My Windows Forms application hosts a WebBrowser
control that displays a page full of links. I'm trying to find all the anchor elements in the loaded HtmlDocument
and read their href
attributes so I can provide a multi-file download interface in C#. Below is a simplified version of the function where I find and process the anchor elements:
public void ListAnchors(string baseUrl, HtmlDocument doc) // doc is retrieved from webBrowser.Document
{
HtmlElementCollection anchors = doc.GetElementsByTagName("a");
foreach (HtmlElement el in anchors)
{
string href = el.GetAttribute("href");
Debug.WriteLine("el.Parent.InnerHtml = " + el.Parent.InnerHtml);
Debug.WriteLine("el.GetAttribute(\"href\") = " + href);
}
}
The anchor tags are all surrounded by <PRE>
tags. The hostname from which I'm loading the HTML is a local machine on the network (lts930411). The source HTML for one entry looks like this:
<PRE><A href="/A/a150923a.lts">a150923a.lts</A></PRE>
The output of the above C# code for one anchor element is this:
el.Parent.InnerHtml = <A href="/A/a150923a.lts">a150923a.lts</A>
el.GetAttribute("href") = http://lts930411/A/a150923a.lts
Why is el.GetAttribute("href")
adding the scheme and hostname prefix (http://lts930411
) rather than returning the literal value of the href
attribute from the source HTML? Is this behavior I can count on? Is this "feature" documented somewhere? (I was prepending the base URL myself, but that gave me addresses like http://lts930411http://lts930411/A/a150923a.lts
. I'd be okay with just expecting the full URL if I could find documentation promising this will always happen.)
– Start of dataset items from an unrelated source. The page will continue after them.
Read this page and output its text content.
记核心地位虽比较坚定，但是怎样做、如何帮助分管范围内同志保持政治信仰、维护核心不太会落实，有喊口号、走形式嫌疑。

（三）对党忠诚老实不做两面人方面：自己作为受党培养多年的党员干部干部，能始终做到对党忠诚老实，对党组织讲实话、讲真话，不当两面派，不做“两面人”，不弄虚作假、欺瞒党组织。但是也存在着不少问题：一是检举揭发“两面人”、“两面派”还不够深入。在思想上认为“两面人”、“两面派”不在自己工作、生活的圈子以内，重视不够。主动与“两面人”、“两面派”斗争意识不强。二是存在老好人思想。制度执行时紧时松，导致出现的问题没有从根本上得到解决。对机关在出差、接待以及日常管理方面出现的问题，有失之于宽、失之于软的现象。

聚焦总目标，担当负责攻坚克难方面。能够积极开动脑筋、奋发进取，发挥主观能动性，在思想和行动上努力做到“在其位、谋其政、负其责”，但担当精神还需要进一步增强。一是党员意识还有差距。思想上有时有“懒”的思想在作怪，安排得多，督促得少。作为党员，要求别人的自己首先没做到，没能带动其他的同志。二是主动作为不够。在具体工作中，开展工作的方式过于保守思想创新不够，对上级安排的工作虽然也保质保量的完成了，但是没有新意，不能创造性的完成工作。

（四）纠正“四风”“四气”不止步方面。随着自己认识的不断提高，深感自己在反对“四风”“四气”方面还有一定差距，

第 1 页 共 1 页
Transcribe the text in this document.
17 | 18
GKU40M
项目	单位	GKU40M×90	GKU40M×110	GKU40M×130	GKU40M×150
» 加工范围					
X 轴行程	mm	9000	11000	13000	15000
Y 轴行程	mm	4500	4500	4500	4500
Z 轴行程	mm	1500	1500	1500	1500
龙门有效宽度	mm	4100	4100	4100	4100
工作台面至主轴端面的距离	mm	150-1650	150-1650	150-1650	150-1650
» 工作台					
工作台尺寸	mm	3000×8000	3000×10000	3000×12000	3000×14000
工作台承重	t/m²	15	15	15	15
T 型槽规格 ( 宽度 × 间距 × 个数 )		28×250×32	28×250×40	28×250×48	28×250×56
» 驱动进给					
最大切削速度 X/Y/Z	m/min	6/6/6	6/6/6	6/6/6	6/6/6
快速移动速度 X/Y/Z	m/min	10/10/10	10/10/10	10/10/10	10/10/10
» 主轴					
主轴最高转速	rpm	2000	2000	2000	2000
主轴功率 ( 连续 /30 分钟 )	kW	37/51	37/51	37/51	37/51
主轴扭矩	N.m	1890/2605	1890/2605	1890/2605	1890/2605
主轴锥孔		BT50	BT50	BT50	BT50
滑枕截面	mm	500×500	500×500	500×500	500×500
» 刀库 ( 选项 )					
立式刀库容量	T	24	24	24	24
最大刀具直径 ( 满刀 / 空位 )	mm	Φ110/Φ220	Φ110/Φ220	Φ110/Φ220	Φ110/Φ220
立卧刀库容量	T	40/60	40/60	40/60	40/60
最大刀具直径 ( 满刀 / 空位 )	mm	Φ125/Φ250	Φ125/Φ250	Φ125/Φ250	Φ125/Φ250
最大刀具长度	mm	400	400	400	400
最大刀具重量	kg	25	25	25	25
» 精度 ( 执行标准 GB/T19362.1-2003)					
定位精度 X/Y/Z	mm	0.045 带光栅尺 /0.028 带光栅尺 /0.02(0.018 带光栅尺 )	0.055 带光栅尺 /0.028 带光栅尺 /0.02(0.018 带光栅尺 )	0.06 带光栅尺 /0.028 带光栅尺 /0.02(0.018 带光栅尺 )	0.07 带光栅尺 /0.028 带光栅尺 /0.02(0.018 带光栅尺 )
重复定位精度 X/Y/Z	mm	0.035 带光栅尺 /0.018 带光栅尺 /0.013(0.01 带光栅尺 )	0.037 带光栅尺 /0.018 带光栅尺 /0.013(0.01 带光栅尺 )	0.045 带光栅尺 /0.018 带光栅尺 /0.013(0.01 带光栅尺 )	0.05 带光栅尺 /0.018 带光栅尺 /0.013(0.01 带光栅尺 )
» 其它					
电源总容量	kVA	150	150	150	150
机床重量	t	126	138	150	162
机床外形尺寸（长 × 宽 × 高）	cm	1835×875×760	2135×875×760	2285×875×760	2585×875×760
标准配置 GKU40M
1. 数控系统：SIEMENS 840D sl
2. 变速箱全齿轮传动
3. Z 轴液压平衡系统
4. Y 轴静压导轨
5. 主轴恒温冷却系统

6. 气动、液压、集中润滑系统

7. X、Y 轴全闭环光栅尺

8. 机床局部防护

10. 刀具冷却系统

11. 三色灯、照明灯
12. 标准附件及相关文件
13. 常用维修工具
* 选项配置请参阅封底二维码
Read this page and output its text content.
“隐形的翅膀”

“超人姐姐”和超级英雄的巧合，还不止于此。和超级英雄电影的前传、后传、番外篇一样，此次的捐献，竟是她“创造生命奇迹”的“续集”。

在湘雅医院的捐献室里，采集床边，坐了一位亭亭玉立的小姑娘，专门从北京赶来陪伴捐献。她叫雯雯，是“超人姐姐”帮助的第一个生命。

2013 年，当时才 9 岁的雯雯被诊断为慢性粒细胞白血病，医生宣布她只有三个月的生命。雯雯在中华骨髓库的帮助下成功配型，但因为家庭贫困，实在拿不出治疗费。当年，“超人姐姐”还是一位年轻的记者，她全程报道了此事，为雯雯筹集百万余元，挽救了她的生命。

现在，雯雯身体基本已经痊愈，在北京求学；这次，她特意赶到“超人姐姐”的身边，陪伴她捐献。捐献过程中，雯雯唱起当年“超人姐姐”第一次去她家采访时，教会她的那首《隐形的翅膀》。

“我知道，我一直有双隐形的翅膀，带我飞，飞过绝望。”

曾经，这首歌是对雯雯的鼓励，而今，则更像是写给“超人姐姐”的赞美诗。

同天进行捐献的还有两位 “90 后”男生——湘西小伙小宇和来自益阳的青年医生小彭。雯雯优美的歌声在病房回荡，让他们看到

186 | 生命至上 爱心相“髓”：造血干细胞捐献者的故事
As stated in IHTMLAnchorElement.href
documents, relative urls are resolved against the location of the document containing the a
element.
As an option to get untouched href
attribute values, you can use this code:
var expression = "href=\"(.*)\"";
var list = document.GetElementsByTagName("a")
.Cast<HtmlElement>()
.Where(x => Regex.IsMatch(x.OuterHtml, expression))
.Select(x => Regex.Match(x.OuterHtml, expression).Groups[1].Value)
.ToList();
The above code, returns untouched href
attribute value of all a
tags in a document.